May 2, 2022 By Chris Corrigan Being, Community, Culture, Practice 3 Comments

I have a little more than a passing interest in the politics and history of Ireland and Northern Ireland in particular, from whence my father’s family of 17th century Scottish transplants emerged.

One of the blogs I follow on this subject is the Unionist blog Slugger O’Toole which offers very thoughtful commentary on Irish and British politics from a Unionist – but not sectarian – perspective. It is very hard not to conflate the two when discussing Northern Ireland, Glasgow or Liverpool-based football, or Canadian history (yes they all have a Protestant v Catholic underlying animosity). This is especially true if you only know a little bit about what you’re talking about. The more you know, the more nuance you will find.
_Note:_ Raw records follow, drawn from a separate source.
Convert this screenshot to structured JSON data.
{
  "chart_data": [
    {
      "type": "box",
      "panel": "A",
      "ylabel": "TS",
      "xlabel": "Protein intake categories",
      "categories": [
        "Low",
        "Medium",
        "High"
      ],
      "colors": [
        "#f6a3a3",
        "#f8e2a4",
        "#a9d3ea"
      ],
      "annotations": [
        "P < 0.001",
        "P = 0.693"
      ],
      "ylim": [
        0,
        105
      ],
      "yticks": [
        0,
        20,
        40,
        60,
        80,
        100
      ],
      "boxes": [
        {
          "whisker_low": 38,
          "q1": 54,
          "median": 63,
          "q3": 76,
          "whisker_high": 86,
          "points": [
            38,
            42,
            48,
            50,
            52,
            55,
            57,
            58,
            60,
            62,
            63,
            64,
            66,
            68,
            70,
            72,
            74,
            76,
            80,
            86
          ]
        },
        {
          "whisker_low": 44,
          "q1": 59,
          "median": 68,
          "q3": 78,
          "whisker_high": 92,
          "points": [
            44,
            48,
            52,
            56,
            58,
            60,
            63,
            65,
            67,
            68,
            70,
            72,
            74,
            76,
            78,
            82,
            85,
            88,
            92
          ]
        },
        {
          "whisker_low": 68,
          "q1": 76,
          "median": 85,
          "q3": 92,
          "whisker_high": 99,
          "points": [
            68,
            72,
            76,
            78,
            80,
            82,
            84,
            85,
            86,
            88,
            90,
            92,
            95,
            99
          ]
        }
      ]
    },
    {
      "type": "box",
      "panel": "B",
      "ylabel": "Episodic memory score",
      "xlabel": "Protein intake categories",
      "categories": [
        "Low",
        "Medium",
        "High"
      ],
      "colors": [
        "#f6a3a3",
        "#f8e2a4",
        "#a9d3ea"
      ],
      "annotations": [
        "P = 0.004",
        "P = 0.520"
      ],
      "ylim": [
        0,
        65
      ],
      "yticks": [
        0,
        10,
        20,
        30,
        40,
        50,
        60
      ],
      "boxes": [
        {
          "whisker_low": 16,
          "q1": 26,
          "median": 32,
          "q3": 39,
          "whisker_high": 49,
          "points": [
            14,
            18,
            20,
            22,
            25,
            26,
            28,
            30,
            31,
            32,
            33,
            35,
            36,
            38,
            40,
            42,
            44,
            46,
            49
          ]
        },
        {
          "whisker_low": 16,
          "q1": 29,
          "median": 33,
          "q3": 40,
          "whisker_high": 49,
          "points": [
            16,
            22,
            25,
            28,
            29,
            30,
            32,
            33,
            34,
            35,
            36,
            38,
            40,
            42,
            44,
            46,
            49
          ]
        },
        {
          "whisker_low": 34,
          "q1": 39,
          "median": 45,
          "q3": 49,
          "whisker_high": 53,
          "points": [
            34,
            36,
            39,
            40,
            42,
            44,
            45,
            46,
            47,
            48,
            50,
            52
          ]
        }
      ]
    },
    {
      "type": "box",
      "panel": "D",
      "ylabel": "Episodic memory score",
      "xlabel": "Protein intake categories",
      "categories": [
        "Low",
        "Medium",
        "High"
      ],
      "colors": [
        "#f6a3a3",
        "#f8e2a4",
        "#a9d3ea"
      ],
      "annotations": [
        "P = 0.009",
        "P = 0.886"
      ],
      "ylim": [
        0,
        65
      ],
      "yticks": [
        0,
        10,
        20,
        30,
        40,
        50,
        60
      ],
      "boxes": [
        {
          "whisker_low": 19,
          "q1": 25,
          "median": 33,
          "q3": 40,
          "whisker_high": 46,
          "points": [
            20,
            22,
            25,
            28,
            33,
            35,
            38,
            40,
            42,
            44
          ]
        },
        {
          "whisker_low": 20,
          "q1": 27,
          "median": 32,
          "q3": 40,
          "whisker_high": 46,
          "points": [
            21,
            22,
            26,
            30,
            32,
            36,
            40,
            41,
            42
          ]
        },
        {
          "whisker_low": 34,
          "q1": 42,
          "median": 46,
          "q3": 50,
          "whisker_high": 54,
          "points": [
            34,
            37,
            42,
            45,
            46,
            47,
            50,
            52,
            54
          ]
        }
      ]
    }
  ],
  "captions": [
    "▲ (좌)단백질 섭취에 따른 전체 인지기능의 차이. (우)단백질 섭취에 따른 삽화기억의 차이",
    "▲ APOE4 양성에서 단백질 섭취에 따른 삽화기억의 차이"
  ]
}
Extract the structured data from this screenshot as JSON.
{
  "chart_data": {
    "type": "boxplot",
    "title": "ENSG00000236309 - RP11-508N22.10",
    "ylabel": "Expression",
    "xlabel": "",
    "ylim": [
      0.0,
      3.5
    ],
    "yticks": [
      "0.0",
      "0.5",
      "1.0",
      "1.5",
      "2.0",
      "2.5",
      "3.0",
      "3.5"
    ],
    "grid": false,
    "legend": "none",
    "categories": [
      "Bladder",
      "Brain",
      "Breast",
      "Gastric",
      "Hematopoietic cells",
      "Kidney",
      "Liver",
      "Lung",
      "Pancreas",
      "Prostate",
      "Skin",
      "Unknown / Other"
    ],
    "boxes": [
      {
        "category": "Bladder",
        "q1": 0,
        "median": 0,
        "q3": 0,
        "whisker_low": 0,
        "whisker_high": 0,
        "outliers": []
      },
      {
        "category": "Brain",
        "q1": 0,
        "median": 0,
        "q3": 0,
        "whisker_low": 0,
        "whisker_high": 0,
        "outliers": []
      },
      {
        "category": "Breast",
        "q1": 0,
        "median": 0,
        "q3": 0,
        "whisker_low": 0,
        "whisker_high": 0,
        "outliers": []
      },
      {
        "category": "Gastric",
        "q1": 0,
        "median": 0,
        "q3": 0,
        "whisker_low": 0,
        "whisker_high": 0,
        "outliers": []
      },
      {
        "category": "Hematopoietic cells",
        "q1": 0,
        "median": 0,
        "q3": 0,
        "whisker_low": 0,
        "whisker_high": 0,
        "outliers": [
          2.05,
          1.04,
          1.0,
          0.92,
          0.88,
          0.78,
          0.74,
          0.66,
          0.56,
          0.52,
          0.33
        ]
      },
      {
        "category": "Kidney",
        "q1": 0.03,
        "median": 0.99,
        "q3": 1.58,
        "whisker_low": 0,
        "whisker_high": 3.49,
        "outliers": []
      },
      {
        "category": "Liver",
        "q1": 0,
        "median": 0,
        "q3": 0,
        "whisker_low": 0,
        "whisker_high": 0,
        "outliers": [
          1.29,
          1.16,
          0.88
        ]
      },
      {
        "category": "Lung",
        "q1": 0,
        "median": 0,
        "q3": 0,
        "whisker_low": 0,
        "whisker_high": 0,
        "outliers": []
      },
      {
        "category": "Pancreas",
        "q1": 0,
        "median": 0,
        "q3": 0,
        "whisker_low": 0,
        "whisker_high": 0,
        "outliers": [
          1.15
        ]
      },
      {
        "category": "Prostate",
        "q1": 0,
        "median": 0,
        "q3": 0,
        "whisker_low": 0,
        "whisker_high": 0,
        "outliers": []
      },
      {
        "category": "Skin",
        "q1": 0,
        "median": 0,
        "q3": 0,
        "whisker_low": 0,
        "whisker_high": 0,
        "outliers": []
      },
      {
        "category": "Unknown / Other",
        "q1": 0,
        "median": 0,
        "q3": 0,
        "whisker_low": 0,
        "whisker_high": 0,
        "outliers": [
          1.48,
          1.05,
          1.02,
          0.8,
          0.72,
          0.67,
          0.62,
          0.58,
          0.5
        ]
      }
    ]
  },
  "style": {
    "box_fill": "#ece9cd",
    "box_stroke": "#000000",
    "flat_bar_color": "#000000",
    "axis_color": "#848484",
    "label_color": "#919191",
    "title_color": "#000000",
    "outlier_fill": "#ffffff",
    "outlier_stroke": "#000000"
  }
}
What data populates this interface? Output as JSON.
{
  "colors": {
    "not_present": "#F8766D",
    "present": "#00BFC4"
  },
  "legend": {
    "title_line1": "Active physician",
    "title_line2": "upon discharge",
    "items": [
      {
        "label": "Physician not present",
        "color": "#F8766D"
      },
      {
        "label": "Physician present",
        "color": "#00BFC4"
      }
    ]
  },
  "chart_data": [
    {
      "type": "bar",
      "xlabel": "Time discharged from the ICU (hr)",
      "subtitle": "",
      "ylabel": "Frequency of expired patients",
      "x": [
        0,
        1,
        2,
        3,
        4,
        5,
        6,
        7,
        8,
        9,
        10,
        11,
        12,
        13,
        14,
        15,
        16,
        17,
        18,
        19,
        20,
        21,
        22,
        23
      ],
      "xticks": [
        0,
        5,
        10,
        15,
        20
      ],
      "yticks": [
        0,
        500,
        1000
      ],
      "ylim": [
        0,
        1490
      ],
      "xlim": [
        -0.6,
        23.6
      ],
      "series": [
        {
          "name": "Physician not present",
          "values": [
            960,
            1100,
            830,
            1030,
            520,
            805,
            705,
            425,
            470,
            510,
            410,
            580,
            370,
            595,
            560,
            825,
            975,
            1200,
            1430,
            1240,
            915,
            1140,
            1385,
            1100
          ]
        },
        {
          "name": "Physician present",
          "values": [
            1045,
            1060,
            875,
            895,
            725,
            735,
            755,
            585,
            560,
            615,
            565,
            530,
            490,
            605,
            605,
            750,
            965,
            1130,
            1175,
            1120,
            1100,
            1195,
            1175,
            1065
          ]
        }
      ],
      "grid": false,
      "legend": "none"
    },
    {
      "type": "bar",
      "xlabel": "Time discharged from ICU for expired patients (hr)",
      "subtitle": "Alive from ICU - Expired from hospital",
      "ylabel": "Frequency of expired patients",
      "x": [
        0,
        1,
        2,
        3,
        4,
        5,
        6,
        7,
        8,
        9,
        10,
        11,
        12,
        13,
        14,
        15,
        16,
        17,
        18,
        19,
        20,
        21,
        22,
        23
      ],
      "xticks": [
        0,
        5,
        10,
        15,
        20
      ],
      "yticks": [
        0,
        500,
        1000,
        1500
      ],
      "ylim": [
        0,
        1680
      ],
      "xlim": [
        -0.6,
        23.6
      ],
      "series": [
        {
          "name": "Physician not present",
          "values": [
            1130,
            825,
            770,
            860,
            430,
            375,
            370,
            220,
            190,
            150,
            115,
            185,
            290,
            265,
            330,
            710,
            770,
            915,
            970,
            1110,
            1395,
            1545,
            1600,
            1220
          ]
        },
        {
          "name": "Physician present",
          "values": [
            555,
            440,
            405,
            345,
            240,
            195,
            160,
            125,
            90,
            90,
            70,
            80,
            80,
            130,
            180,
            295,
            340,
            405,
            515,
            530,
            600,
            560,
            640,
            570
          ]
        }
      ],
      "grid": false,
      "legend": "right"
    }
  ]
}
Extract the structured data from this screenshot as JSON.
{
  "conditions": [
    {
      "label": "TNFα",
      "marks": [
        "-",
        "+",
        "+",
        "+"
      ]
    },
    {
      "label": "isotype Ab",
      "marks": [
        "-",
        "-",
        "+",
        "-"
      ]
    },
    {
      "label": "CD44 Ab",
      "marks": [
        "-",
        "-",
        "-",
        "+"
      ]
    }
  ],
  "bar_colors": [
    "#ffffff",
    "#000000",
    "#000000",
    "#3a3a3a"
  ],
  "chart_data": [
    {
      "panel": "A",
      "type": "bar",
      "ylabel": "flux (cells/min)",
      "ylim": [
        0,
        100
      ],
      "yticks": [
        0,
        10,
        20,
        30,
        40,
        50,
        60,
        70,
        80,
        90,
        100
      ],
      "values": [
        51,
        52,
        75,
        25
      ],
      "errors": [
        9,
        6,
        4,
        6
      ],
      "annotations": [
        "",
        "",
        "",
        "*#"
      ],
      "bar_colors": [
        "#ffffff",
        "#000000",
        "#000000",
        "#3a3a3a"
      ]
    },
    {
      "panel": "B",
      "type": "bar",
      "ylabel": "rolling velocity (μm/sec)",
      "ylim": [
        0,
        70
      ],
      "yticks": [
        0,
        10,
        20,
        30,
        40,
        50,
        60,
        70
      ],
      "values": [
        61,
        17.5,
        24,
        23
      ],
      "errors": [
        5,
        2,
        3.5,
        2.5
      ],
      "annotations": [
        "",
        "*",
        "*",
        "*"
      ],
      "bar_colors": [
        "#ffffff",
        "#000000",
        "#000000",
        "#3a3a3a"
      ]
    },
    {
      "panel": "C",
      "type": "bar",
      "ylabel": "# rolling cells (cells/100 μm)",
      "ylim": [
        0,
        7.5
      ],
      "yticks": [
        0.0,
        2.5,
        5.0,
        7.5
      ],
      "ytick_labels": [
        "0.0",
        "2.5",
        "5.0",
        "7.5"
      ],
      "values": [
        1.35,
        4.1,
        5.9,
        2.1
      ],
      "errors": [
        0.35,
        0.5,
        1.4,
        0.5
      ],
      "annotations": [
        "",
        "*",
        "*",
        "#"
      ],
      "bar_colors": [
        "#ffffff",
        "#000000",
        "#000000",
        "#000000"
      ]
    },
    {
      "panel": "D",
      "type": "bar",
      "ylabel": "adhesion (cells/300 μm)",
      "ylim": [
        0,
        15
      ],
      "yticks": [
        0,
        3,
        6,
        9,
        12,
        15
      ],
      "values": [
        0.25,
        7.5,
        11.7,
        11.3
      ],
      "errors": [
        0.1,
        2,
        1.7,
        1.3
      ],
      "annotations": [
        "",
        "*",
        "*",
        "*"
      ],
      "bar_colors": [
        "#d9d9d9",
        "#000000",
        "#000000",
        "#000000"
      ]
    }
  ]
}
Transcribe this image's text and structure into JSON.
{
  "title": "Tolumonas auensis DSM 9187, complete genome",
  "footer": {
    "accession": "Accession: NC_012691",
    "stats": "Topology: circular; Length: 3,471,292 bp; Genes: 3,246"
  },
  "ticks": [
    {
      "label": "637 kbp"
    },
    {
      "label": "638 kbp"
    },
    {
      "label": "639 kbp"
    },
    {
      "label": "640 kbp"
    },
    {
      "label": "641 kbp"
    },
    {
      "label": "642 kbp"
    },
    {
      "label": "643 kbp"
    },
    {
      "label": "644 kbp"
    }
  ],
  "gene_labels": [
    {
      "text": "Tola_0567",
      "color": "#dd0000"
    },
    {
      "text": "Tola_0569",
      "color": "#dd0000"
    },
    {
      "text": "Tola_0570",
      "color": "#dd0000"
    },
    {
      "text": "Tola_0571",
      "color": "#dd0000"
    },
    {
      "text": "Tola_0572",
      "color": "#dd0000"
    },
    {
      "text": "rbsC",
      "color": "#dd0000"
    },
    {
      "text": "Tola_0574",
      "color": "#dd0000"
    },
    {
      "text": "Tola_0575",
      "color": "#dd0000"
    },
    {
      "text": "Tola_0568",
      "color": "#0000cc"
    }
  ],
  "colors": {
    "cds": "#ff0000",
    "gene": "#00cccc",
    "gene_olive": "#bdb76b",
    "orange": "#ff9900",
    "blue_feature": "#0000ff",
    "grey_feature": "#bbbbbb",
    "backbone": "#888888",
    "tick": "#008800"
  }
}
And so here this morning, buried in this review of a new personal history of Ireland by Fintan O’Toole is a really nice succinct quote about sectarianism:

…here we have the essence of sectarianism, the inevitable by-product not of misunderstanding, but of understanding to the point of caricature without compassion and human respect.  Such an environment could only fail to foster a political culture able to sustain the give and take of a mature democracy. It made the recourse to violence more immediate and appealing.

That is really a good and useful description of a dynamic that usually unnecessarily complicates the already complex politics of colonization and conflict. It strikes me that overcoming dynamics like sectarianism is work that can be done by each of us personally in order to engage with the bigger issues of policy and politics that affect all us collectively.